To win the football game wasn’t enough to reconcile the treatment of Salvadorans in Honduras. On the same day as the deciding game, El Salvador broke all diplomatic ties with its neighbour. Two weeks later, on July 14 1969, the Salvadoran air force began striking targets in Honduras and ground forces entered Honduran soil. This was the first time that El Salvador’s army had ever engaged in battle. The Honduran army responded and full-scale war began. The Hondurans were successful in the air, destroying much of El Salvador’s air force. On the ground the Salvadoran troops were strong, advancing quickly and seizing strategic locations.
Just one day after the first strikes were launched The Organization of American States demanded that El Salvador withdraw from Honduras, but President Fidel Sánchez Hernández refused unless he was promised that Honduras would compensate the Salvadoran settlers. Eventually, negotiations led to cease-fire after four days of battling, and the troops finally left Honduras in August. The four-day battle is by some claimed to be one of the few wars fought between two democracies.
The war is seen as a loss for both sides. Over 100,000 Salvadoran settlers left Honduras and returned home after the cease-fire, destabilizing the already over-populated country. About 250 Honduran soldiers were killed together with 2,000 Honduran civilians. Salvador lost about 2,000 people, combining soldiers and civilians. Even though the cease-fire was agreed on July 18 1969, it would take eleven more years until a final peace treaty was signed.

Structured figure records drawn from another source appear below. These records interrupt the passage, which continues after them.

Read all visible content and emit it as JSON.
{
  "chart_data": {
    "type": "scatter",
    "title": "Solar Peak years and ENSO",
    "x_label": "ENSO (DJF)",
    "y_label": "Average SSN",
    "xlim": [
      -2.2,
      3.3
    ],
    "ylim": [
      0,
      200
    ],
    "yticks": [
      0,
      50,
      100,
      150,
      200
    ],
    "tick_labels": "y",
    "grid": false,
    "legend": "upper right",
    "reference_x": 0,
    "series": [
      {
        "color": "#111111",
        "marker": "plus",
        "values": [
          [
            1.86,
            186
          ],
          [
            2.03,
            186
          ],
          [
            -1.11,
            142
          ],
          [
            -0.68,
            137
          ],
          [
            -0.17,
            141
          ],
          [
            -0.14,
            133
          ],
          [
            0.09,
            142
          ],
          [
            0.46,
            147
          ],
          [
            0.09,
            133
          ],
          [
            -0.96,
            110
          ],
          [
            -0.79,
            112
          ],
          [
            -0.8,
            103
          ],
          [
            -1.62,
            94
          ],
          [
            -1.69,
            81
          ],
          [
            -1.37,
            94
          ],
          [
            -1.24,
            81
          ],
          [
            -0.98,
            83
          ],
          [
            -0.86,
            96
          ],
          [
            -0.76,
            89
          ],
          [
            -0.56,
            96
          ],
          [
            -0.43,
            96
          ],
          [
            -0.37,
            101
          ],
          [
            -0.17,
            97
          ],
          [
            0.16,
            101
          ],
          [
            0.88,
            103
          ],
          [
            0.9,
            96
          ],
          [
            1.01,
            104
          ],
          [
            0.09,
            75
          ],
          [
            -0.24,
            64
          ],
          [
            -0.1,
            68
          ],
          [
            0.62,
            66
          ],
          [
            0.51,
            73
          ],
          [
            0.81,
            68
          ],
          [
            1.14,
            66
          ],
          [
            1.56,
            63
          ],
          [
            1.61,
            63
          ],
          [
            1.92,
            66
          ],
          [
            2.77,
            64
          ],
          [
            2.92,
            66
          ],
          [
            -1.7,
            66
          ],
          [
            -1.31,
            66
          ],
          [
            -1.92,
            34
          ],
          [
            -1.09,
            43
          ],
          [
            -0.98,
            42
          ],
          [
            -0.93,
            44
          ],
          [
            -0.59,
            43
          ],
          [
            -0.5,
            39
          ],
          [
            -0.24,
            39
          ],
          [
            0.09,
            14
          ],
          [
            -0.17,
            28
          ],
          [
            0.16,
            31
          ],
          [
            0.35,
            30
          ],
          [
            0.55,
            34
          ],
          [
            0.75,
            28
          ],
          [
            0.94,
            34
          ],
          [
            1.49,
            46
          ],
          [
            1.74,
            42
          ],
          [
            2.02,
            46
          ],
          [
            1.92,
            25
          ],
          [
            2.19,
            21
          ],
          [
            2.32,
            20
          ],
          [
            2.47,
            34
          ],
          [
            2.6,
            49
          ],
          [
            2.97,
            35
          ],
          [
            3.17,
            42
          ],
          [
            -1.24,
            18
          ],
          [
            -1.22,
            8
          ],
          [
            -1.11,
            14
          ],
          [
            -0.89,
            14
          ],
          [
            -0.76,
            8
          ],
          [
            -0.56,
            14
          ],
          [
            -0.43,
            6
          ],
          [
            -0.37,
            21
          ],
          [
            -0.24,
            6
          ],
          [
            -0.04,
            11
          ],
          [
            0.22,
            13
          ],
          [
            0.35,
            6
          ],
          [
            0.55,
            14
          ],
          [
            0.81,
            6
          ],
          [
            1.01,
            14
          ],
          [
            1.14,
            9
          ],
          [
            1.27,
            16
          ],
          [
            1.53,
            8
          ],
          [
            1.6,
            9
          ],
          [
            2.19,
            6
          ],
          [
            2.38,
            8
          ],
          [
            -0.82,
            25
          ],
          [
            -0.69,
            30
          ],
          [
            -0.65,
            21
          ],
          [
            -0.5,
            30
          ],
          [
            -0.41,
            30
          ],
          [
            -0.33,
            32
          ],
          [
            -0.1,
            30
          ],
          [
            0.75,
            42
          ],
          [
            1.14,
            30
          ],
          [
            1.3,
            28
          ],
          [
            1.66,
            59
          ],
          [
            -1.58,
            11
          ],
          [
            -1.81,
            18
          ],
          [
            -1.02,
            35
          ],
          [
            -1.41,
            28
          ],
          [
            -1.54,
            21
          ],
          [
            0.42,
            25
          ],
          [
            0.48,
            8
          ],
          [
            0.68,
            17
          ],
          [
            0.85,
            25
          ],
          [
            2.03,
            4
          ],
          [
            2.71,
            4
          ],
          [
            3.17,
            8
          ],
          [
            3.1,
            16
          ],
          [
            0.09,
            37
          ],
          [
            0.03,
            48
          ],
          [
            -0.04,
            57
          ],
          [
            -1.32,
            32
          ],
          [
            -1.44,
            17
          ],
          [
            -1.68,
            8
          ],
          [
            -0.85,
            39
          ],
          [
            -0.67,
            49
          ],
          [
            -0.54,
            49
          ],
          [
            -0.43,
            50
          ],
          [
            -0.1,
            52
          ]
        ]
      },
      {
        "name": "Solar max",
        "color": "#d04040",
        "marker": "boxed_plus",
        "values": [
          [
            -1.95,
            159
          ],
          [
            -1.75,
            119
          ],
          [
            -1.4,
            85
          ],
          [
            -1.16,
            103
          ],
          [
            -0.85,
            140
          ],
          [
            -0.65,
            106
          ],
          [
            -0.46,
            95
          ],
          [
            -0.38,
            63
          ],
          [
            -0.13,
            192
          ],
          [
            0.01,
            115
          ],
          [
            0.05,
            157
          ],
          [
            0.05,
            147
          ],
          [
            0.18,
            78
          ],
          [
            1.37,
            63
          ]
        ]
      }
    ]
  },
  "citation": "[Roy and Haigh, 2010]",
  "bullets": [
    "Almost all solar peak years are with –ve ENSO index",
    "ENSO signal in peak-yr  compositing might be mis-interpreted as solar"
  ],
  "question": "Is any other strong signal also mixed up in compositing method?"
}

Today, Honduras and El Salvador do enjoy peace and economical trade. Though some border disputes have taken place, the two countries do have a stable relationship, benefitting from trade as each other’s second biggest economical partner. Moreover, many Honduran tourists spend time in El Salvador and vice versa. The border dispute was finally resolved in 2006, when the leadership of both countries agreed on a frontier
As Honduran and El Salvadoran fans are getting psyched ahead of the 61st clash between the countries on the 26th of March, they are certainly pleased that this time, the battle will take place on the football pitch only, fought in football jerseys, and not in military uniforms.
How did El Salvador end up doing in the qualification? They managed to beat Haiti to qualify for the World Cup. However, the tournament turned out to be a big disappointment for the country, losing against the Soviet Union, Belgium and Mexico, and not scoring a single goal.